Housing credit increased by 0.4 per cent over January, following an increase of 0.3 per cent over December. Over the year to January, housing credit rose by 4.4 per cent.
Other personal credit decreased by 0.1 per cent over January, after increasing by 0.2 per cent over December. Over the year to January, other personal credit decreased by 0.3 per cent.
Business credit was unchanged over January, after increasing by 0.7 per cent over December. Over the year to January, business credit increased by 2.8 per cent.
A chart showing the long-run breakdown in the components is provided below:
As you can see, personal credit growth (-0.1% MoM; -0.1% QoQ; -0.3% YoY) continues to deleverage, whereas business credit growth (0.0% MoM; 0.1% QoQ; 2.8% YoY) and housing credit growth (0.4% MoM; 1.1% QoQ; 4.4% YoY) remains postive in annual terms, but are at subdued levels relative to their long-run average growth rates.

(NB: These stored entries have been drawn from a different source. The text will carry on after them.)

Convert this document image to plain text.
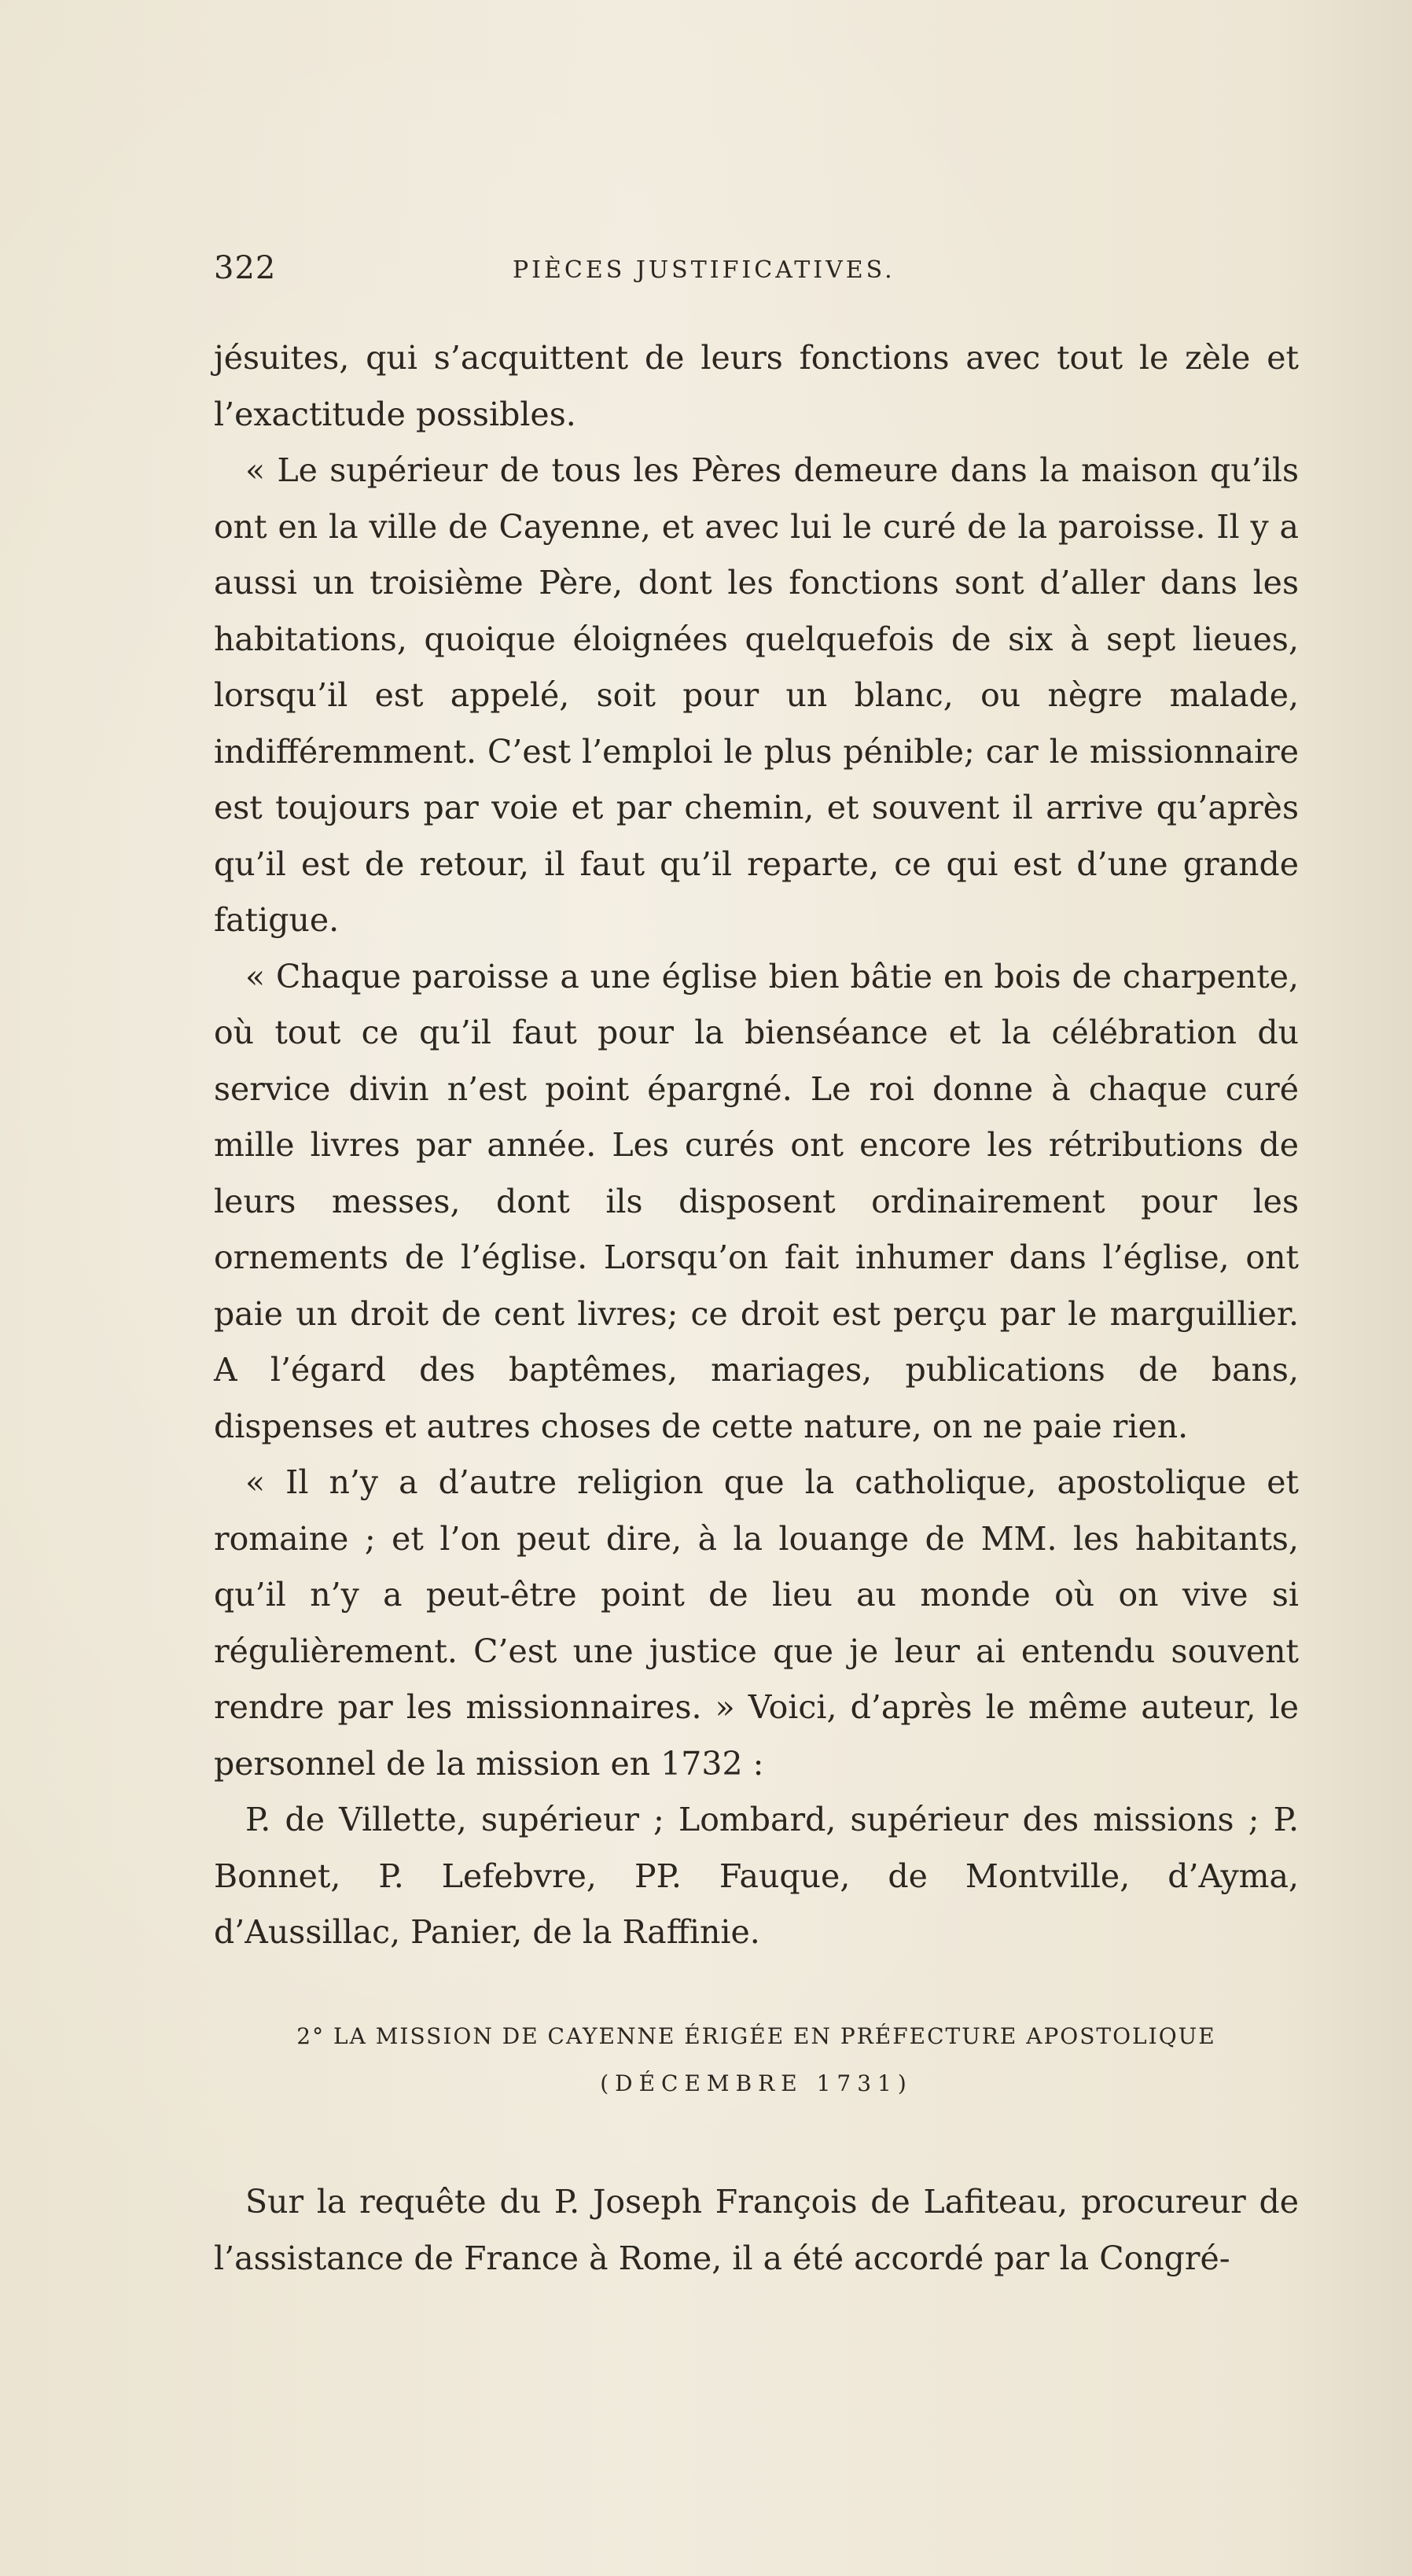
322	PIÈCES JUSTIFICATIVES.

jésuites, qui s’acquittent de leurs fonctions avec tout le zèle et l’exactitude possibles.

« Le supérieur de tous les Pères demeure dans la maison qu’ils ont en la ville de Cayenne, et avec lui le curé de la paroisse. Il y a aussi un troisième Père, dont les fonctions sont d’aller dans les habitations, quoique éloignées quelquefois de six à sept lieues, lorsqu’il est appelé, soit pour un blanc, ou nègre malade, indifféremment. C’est l’emploi le plus pénible; car le missionnaire est toujours par voie et par chemin, et souvent il arrive qu’après qu’il est de retour, il faut qu’il reparte, ce qui est d’une grande fatigue.

« Chaque paroisse a une église bien bâtie en bois de charpente, où tout ce qu’il faut pour la bienséance et la célébration du service divin n’est point épargné. Le roi donne à chaque curé mille livres par année. Les curés ont encore les rétributions de leurs messes, dont ils disposent ordinairement pour les ornements de l’église. Lorsqu’on fait inhumer dans l’église, ont paie un droit de cent livres; ce droit est perçu par le marguillier. A l’égard des baptêmes, mariages, publications de bans, dispenses et autres choses de cette nature, on ne paie rien.

« Il n’y a d’autre religion que la catholique, apostolique et romaine ; et l’on peut dire, à la louange de MM. les habitants, qu’il n’y a peut-être point de lieu au monde où on vive si régulièrement. C’est une justice que je leur ai entendu souvent rendre par les missionnaires. » Voici, d’après le même auteur, le personnel de la mission en 1732 :

P. de Villette, supérieur ; Lombard, supérieur des missions ; P. Bonnet, P. Lefebvre, PP. Fauque, de Montville, d’Ayma, d’Aussillac, Panier, de la Raffinie.

2° LA MISSION DE CAYENNE ÉRIGÉE EN PRÉFECTURE APOSTOLIQUE
(DÉCEMBRE 1731)

Sur la requête du P. Joseph François de Lafiteau, procureur de l’assistance de France à Rome, il a été accordé par la Congré-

Focusing on the housing market, annual credit growth has now hit a fresh all time (36-year) low of 4.4%. However, as shown by the below chart, housing credit growth looks like it might have bottomed (at least for the time being):
Finally, a breakdown of owner-occupied credit (0.3% MoM; 1.0% QoQ; 3.9% YoY) and investor credit (0.5% MoM; 1.3% QoQ; 5.6% YoY) is provided below:
As you can see, much of the current mortgage demand is being driven by investors, which has also been reflected in recent housing finance data from the Australian Bureau of Statistics.